Rights of data subjects

You have the right:

in accordance with Art. 15 GDPR, to request information about your personal data processed by us. In particular, you can request information about the processing purposes, the category of personal data, the categories of recipients to whom your data has been or will be disclosed, the planned storage period, the existence of a right to rectification, erasure, restriction of processing or objection, the existence of a right to lodge a complaint, the origin of your data if it was not collected by us, and the existence of automated decision-making including profiling and, if applicable, meaningful information about its details;

in accordance with Art. 16 GDPR, to immediately request the correction of incorrect or incomplete personal data stored by us;

in accordance with Art. 17 GDPR, to demand the deletion of your personal data stored by us, unless the processing is necessary to exercise the right to freedom of expression and information, to fulfill a legal obligation, for reasons of public interest or to assert, exercise or defend legal claims;

in accordance with Art. 18 GDPR, to demand the restriction of the processing of your personal data if the accuracy of the data is disputed by you, the processing is unlawful but you refuse to delete it and we no longer need the data, but you need it to assert, exercise or defend legal claims or you have lodged an objection to the processing in accordance with Art. 21 GDPR;

in accordance with Art. 20 GDPR, to receive your personal data that you have provided to us in a structured, commonly used and machine-readable format or to request that it be transmitted to another controller

in accordance with Art. 7 para. 3 GDPR, to revoke your consent once given to us at any time.

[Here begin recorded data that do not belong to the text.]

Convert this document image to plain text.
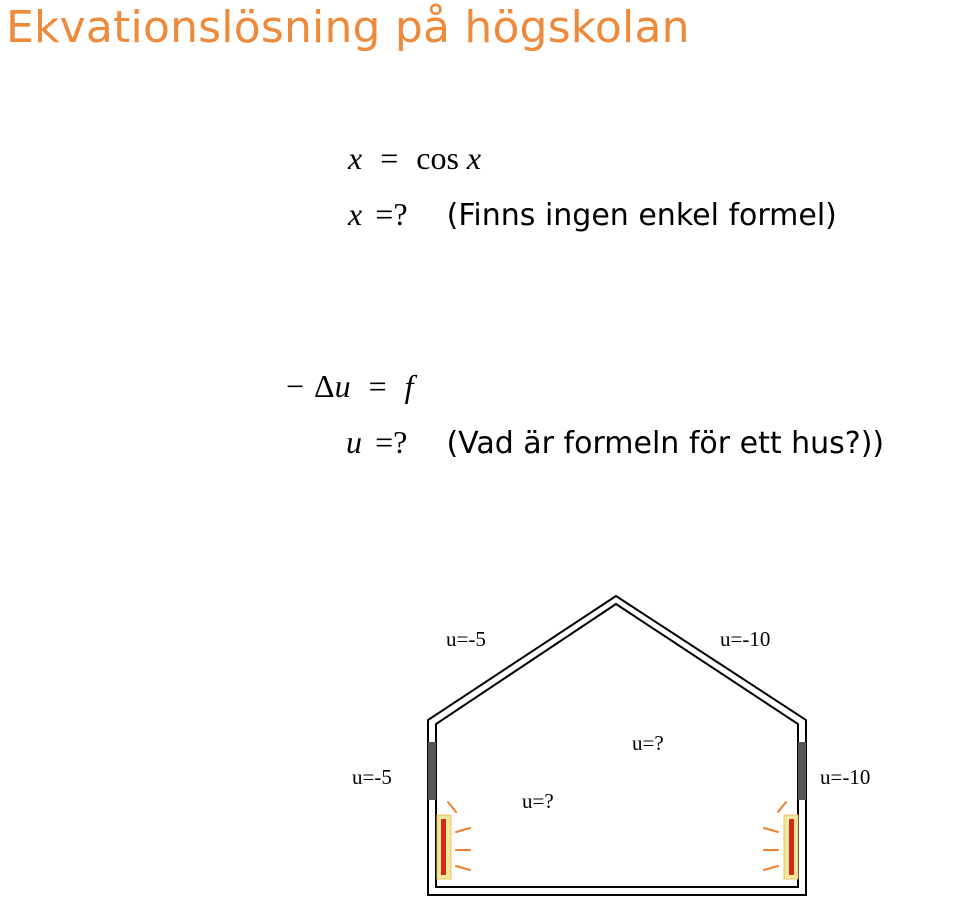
Ekvationslösning på högskolan
x = cos x
x =? (Finns ingen enkel formel)
− Δu = f
u =? (Vad är formeln för ett hus?))
u=-5	u=-10
u=-5	u=-10
u=?
u=?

The consequence of this is that we may no longer continue the data processing based on this consent in the future and

to lodge a complaint with a supervisory authority in accordance with Art. 77 GDPR. As a rule, you can contact the supervisory authority of your usual place of residence or workplace or our company headquarters.

You can assert the above rights and claims by sending an email to marketing (at) horn-company.de or by sending a message to the contact address listed above.

Right of objection

If your personal data is processed on the basis of legitimate interests in accordance with Art. 6 para. 1 sentence 1 lit. f GDPR, you have the right to object to the processing of your personal data in accordance with Art. 21 GDPR, provided that there are reasons for this arising from your particular situation or the objection is directed against direct advertising. In the latter case, you have a general right to object, which will be implemented by us without specifying a particular situation. If you wish to exercise your right of revocation or objection, simply send an email to marketing (at) horn-company.de

Data security

When you visit our website, we use the common TSL (Transport Socket Layer) method in conjunction with the highest level of encryption supported by your browser. As a rule, this is 256-bit encryption. If your browser does not support 256-bit encryption, we use 128-bit v3 technology instead. You can tell whether an individual page of our website is transmitted in encrypted form by the closed display of the key or lock symbol in the lower status bar of your browser.we also use suitable technical and organizational security measures to protect your data against accidental or intentional manipulation, partial or complete loss, destruction or unauthorized access by third parties. Our security measures are continuously improved in line with technological developments.

Up-to-dateness and amendment of this privacy policy

This privacy policy is currently valid and is dated November 2024.

It may become necessary to amend this privacy policy as a result of the further development of our website and offers on it or due to changes in legal or official requirements. You can access and print out the current privacy policy at any time on the website www.horn-company.com/datenschutz.